One of the men returned in the rain, the one Anne-Marie was sweet for, and handed over a document. The document was lawful, neat and concise. The only thing in the situation that was.

He looked over the paper that night by the candlelight, he read every word and it made him feel sick. He thought about tossing it into the fire.

But he didn’t.

Instead he placed it between some books. He was never one for reading.

* * *

It was a dank morning when he found the dog hanging from the porch.

That dog had made the trip from Boston. And although he never would have admitted it to his wife or daughters, he loved that dog...

Now it hung by a thin piece of frayed rope, it’s dark eyes glazed over. Somehow its fur seemed different.

He thought about going into town to confront the men, but there was too much to do on the homestead, and he knew that ultimately the long journey wouldn’t be worth the effort.

* * *

He was surprised that his daughters’ tiny hands were holding her body.
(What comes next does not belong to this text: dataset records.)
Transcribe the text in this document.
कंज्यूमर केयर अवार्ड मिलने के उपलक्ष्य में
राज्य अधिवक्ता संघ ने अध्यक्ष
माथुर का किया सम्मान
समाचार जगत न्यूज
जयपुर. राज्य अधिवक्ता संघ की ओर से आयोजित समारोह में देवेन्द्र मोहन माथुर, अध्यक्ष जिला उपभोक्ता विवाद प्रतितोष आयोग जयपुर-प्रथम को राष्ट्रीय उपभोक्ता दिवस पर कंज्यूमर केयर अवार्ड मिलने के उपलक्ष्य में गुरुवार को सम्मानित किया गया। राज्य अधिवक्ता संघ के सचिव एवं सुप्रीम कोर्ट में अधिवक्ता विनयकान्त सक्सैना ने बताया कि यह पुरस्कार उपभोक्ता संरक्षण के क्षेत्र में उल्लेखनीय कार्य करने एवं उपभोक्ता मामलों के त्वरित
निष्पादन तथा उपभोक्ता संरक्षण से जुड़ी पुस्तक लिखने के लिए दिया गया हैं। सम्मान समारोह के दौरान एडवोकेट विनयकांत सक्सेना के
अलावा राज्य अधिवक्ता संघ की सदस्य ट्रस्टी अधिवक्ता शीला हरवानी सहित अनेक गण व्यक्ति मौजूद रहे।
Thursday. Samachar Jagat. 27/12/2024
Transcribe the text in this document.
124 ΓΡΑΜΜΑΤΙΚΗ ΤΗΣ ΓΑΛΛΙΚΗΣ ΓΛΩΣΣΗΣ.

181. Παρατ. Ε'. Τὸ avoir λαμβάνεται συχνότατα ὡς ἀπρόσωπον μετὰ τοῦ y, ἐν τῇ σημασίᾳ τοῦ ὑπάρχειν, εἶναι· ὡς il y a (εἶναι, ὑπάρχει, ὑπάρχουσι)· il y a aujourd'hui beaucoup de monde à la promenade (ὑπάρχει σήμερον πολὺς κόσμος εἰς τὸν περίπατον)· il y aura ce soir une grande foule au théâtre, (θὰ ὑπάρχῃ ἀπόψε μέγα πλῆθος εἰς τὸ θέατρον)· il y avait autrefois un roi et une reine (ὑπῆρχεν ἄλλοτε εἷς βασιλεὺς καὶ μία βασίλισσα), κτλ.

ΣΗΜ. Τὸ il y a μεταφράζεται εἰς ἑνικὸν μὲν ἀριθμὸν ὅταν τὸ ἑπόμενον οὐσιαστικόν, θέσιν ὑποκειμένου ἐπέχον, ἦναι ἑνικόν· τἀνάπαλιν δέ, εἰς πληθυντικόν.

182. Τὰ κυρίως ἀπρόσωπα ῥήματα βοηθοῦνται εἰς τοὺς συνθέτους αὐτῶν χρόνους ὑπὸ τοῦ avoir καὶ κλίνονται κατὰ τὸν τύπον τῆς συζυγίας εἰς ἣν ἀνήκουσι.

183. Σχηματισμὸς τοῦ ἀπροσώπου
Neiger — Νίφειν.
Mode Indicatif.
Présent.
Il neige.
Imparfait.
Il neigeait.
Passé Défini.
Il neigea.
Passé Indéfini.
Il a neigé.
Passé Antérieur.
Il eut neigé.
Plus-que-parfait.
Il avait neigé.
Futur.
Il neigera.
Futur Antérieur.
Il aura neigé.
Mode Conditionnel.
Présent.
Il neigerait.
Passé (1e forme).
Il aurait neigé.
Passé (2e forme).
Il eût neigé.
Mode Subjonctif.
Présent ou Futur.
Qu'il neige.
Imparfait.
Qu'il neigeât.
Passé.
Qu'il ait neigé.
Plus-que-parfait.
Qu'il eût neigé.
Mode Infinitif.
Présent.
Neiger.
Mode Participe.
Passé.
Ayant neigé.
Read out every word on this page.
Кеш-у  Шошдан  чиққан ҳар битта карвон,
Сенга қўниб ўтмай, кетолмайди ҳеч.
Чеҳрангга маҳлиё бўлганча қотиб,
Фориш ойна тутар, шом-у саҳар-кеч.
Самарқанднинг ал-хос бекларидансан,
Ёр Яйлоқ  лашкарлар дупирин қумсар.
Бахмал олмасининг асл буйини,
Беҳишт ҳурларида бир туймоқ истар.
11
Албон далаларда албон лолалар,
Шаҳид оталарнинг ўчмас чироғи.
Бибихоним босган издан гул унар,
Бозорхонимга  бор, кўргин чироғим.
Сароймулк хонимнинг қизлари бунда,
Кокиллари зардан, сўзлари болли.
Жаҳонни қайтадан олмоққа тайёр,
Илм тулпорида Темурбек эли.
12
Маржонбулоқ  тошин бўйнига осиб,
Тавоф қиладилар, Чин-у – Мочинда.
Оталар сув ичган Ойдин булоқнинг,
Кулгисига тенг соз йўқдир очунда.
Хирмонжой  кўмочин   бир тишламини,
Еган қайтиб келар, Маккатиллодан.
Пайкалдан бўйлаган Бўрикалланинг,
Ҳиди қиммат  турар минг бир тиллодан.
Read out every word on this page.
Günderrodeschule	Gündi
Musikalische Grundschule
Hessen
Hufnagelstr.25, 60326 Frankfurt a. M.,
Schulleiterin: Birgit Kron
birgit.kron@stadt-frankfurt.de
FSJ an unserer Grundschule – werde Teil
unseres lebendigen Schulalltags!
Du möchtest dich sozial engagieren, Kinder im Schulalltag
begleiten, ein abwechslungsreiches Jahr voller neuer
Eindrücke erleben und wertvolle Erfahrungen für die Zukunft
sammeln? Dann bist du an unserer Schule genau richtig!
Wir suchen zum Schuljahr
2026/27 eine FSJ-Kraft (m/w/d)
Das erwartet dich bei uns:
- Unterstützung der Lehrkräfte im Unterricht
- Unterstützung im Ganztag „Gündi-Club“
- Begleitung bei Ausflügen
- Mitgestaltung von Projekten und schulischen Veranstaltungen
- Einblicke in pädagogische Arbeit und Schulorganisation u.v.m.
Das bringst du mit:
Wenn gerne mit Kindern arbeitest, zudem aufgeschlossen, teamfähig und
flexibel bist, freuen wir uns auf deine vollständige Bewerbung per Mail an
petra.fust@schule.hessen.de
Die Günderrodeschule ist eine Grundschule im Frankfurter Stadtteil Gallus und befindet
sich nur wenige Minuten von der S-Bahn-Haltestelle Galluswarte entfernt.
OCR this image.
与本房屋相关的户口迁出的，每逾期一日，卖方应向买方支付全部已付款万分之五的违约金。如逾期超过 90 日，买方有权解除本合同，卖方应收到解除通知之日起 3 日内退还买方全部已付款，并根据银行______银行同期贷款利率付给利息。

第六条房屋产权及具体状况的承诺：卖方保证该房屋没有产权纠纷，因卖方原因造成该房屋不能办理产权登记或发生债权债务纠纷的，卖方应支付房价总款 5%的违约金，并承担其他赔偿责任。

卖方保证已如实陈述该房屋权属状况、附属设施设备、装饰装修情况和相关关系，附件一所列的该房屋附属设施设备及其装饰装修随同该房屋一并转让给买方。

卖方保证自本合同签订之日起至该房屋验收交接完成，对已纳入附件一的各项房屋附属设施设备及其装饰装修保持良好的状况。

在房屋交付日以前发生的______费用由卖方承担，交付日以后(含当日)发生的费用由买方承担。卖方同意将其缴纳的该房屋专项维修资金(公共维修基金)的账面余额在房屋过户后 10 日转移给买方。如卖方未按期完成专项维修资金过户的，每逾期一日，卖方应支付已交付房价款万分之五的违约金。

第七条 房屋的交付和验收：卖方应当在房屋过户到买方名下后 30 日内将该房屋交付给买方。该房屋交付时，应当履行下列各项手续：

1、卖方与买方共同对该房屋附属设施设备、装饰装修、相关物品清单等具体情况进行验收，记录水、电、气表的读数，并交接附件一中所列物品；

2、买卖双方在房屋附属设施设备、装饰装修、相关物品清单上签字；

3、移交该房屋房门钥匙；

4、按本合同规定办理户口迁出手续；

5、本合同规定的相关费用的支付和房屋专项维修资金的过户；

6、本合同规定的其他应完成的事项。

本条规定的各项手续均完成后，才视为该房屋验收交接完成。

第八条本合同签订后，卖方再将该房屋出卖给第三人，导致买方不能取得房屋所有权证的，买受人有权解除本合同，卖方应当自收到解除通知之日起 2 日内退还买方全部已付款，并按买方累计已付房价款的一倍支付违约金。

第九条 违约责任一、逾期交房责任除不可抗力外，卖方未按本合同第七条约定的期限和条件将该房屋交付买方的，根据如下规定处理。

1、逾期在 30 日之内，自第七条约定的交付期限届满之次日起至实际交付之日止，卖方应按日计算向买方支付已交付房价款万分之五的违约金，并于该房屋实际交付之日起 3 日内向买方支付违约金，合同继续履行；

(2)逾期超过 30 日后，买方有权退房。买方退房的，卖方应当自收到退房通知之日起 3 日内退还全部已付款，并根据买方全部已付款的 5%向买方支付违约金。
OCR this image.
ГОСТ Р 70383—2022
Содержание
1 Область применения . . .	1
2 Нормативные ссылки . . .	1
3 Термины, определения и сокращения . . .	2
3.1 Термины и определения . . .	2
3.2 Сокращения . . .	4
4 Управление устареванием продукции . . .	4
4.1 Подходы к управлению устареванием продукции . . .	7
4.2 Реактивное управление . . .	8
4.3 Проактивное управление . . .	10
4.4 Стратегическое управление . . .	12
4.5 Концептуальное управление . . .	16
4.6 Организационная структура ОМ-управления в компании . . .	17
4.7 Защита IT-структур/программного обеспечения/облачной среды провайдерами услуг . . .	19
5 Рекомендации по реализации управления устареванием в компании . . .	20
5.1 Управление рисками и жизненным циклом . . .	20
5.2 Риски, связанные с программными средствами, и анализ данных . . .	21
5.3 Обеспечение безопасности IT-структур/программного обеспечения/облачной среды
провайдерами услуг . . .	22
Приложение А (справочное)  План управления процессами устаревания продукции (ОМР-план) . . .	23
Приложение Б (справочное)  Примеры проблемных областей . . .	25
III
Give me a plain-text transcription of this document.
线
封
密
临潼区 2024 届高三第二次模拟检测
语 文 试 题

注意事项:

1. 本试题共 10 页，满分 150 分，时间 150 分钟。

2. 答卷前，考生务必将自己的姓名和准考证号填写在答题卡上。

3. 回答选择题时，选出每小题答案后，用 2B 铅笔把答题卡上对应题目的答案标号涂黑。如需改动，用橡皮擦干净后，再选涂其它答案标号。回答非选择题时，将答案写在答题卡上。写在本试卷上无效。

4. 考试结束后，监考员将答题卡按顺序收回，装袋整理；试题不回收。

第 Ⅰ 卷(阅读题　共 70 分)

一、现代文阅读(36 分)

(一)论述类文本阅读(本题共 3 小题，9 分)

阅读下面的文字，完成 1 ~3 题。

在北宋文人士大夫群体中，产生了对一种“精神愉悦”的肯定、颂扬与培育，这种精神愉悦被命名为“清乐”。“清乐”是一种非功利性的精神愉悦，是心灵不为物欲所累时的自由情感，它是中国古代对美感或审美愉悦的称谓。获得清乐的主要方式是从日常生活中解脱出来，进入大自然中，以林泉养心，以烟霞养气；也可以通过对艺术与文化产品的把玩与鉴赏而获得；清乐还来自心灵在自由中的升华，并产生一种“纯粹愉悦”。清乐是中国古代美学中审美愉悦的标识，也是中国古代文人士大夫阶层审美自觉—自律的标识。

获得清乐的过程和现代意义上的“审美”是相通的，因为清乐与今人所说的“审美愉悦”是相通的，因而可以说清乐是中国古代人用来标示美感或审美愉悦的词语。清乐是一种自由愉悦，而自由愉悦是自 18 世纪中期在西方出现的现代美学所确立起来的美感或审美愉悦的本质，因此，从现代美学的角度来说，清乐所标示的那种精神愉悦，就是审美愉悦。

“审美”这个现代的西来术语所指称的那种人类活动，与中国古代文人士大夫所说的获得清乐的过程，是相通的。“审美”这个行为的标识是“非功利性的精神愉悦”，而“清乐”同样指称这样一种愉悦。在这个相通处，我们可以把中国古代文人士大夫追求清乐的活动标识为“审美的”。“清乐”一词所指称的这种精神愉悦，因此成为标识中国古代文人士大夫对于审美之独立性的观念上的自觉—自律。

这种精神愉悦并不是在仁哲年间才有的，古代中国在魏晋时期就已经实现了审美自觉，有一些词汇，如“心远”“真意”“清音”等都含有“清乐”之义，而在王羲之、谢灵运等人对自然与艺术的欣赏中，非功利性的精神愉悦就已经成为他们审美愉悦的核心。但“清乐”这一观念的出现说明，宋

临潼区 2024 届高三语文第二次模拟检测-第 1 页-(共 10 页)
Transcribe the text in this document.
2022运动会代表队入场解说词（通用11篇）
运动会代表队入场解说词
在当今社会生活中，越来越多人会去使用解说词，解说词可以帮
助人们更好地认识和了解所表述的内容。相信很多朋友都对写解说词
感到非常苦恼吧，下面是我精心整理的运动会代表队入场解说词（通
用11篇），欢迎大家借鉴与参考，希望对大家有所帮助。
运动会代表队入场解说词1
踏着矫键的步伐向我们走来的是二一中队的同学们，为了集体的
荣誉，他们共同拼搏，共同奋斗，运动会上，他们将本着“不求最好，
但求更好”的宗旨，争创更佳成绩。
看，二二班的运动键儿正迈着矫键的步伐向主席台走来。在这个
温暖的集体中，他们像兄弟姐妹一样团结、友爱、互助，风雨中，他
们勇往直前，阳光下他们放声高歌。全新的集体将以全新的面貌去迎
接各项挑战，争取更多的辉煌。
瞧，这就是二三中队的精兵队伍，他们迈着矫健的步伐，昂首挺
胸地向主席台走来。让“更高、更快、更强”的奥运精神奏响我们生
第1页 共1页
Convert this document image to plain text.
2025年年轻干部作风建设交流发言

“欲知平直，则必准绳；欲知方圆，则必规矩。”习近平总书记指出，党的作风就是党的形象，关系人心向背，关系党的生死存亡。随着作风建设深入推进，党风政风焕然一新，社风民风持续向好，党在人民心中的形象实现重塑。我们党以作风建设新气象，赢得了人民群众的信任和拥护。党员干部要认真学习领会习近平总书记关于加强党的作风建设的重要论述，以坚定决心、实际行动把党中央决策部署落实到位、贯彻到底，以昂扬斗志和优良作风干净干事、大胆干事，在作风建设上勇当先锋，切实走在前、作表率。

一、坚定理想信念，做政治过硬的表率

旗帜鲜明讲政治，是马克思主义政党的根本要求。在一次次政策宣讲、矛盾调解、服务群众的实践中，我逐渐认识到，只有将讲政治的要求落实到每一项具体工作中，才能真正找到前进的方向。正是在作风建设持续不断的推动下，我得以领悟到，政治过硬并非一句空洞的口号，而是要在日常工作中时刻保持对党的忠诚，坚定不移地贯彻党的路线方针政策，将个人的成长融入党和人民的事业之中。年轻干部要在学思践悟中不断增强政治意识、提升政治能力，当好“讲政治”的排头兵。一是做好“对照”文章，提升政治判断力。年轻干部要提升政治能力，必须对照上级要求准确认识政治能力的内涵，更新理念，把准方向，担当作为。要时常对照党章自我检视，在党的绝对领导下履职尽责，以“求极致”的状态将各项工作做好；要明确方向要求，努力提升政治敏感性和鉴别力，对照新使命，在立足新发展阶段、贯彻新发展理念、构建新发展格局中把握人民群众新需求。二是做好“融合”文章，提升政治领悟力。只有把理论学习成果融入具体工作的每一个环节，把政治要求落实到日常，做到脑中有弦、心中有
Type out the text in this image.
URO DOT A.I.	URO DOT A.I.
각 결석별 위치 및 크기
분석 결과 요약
He thought the rusty nails would have torn straight through them, causing her body to slump onto the muddy ground. But there she hung.

They’d torn part of her dress off and her small, still forming tits glistened with rain.

They’d nailed her to the water tower.

* * *

She looked so peaceful it wasn’t right. Her favourite book laid on her lap stained with blood. A hole in her head. He didn’t have the heart to move her, so there she stayed, her glazed eyes peering out over the infinite grass. His wife, the meekest person he had ever met.

He broke down that night. Knowing he could never have won. He found himself on his hands and knees clutching at the dirt he had sacrificed so much for.

If the dog had still been alive it would have been able to smell his tears through the rain.

Dolls

She’d collected dolls for as long as she had been able to comprehend collections. Now she had thousands. They lined every shelf, sat in every corner and peered down from every wardrobe and cupboard.

She often wondered if they were aware of one another’s presence. 

Occasionally she rearranged them. One day, when she was particularly bored, she decided to arrange them into eye and hair colour. What had begun as something to do when she had nothing else to occupy her time, turned, firstly into immense fun, and then into a quiet obsession. Which took up her entire day and half the following night.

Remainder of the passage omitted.